Eleanor J. Bader Oct 29, 2007

gettingoffGetting Off: Pornography and
the End of Masculinity
By Robert Jensen
South End Press, 2007

By Eleanor J. Bader

My husband tells me that when heterosexual men talk about women in the locker room, the conversation reeks of sexism. His largely middle-aged comrades reject their intellectual and social equals — they argue that females over 30 are universally unattractive — and, instead, fixate on hot 20- somethings.

It’s certainly possible that they are an aberration. But it may also be a clue to the magnitude of problems between the sexes.

University of Texas journalism professor Robert Jensen has been studying gender for more than 20 years and has been heavily influenced by legendary feminist activists Andrea Dworkin and Catherine MacKinnon. Like them, he’s a feminist who situates pornography at the center of America’s penchant for violence and domination. And while many of his arguments rehash their work, he aims to make the men who consume porn aware of the messages they’re absorbing, by challenging them to question why they are turned on by what they see.

Great questions. Sadly, Getting Off spends so much time chronicling the plots, subplots and depictions in individual pornographic films — Jensen has apparently seen them all — that issues of gender- competition and woman-hating get short shrift.

Jensen’s solutions for curbing our culture’s anti-woman biases range from the nonsensical to the bizarre: He wants men to feel guilt — but not shame — about their porn habits.

“Shame names the feeling that one is bad, while guilt describes the recognition that one has done a bad thing,” he explains. “We need not reject the positive role of guilt, which allows one to see that an action is morally unacceptable.” Sounding eerily ministerial, Jensen thunders that men need to pursue the sexual pleasure that derives from deep intimacy between partners. Missing is the acknowledgment that not everyone wants a deep, long-term commitment, and that some of us are perfectly content to love ’em and leave ’em.

What’s more, Jensen’s worldview includes the “abolition of masculinity” — he goes so far as to write that he “chooses to renounce being a man.” It’s absurd.

Jensen has the right to be conscious of male privilege and can attempt to forge nonchauvinistic relations with women — but he’s still male. In the same way that Caucasians can refuse to benefit from white privilege, a quick look in the mirror will reveal that, despite anti-racist politics, they’re still white. Likewise, fighting sexism is about ending male supremacy, not forcing men to become genderless.

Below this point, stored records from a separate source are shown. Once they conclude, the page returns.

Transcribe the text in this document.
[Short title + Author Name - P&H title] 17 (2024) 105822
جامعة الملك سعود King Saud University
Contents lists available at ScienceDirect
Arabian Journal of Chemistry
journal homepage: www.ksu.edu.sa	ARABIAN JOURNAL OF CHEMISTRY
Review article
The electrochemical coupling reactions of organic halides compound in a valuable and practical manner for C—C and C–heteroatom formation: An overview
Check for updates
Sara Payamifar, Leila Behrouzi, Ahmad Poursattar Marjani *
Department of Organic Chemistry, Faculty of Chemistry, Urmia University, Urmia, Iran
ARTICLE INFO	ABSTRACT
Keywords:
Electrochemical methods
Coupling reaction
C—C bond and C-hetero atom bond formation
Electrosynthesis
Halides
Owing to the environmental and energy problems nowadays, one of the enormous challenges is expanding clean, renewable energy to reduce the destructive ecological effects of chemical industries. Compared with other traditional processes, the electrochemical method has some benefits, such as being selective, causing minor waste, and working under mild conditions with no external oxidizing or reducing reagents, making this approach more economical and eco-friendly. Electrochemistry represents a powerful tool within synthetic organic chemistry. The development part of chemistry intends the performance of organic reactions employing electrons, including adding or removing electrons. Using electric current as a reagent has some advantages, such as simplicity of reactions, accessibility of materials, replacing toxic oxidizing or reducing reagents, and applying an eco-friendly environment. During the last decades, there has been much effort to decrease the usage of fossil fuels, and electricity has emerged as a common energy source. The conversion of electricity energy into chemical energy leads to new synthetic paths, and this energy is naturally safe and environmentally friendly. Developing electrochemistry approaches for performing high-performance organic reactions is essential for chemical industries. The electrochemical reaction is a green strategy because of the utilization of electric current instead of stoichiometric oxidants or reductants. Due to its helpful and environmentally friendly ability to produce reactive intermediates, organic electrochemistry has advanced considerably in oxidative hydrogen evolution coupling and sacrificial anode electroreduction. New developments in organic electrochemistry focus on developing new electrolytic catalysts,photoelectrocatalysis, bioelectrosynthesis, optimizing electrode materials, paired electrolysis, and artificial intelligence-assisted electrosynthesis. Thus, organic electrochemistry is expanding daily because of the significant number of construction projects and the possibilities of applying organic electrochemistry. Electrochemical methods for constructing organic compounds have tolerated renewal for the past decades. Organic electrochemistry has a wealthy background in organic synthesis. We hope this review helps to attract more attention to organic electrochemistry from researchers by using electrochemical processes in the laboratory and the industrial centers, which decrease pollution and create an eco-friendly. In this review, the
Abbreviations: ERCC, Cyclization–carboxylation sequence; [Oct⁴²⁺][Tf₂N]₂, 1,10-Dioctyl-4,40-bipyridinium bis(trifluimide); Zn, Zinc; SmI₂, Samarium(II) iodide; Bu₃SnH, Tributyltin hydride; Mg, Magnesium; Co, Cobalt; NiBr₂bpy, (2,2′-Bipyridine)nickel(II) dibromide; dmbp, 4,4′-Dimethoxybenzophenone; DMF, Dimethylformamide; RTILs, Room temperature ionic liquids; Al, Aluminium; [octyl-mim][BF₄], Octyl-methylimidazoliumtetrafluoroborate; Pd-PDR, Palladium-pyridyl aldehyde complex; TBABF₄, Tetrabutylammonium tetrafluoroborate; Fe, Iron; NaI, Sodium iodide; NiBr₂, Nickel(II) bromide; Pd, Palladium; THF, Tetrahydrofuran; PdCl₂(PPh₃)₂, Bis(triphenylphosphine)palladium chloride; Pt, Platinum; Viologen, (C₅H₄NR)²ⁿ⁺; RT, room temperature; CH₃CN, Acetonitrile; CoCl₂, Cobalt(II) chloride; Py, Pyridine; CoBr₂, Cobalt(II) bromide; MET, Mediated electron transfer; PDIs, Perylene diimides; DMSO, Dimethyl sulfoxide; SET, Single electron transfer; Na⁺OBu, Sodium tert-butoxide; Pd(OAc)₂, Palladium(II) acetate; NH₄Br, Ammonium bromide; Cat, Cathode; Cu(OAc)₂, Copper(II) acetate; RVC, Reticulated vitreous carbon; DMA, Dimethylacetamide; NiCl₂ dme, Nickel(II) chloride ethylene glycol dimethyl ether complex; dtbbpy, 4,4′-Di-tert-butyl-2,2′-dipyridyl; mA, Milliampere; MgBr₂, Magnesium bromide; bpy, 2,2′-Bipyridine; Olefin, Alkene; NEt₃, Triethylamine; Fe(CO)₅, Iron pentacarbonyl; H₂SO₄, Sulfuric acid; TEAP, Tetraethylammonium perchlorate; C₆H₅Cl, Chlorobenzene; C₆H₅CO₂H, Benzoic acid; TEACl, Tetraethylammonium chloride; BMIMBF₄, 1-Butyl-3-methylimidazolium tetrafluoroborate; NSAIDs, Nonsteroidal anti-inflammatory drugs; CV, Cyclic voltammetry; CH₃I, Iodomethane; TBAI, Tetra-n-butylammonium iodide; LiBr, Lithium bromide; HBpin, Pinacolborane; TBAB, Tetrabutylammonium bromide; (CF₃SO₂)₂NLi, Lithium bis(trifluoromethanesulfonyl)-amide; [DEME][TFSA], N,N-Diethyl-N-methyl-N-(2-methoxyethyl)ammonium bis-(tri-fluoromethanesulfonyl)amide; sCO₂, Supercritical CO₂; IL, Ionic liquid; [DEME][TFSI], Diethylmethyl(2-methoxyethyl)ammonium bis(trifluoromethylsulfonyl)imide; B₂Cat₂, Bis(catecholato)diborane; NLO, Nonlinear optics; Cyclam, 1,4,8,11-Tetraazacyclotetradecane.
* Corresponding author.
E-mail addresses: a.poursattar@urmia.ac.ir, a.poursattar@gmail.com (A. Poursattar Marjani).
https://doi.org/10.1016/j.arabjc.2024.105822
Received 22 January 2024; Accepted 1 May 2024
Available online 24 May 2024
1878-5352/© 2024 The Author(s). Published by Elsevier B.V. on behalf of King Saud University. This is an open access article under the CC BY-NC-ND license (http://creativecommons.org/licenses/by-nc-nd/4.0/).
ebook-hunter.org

Even if you buy Jensen’s pornography-as-prime-culprit argument, sexism is so prolific — from religious sermons to fashion magazines — that the argument is incomplete. Yes, porn’s depiction of women — in Jensen’s words, “three holes and two hands” — is often heinous. But the underlying issue of why men accept this portrayal requires a deeper understanding of the psychological and political forces that shape identity. Challenging sexism and misogyny requires men to own up to both their power and their desires.

That said, Jensen’s reminder — if we somehow forgot — that men bear the brunt of responsibility for perpetuating female brutality and inequality is worth repeating. And analyzing why most men are threatened by strong, smart women is essential if we’re ever going to have a healthy body politic. It also requires women to be assertive, pushing the status quo toward inclusion and respect. Porn may play a role, but it’s at best just the tip of a large and unwieldy iceberg.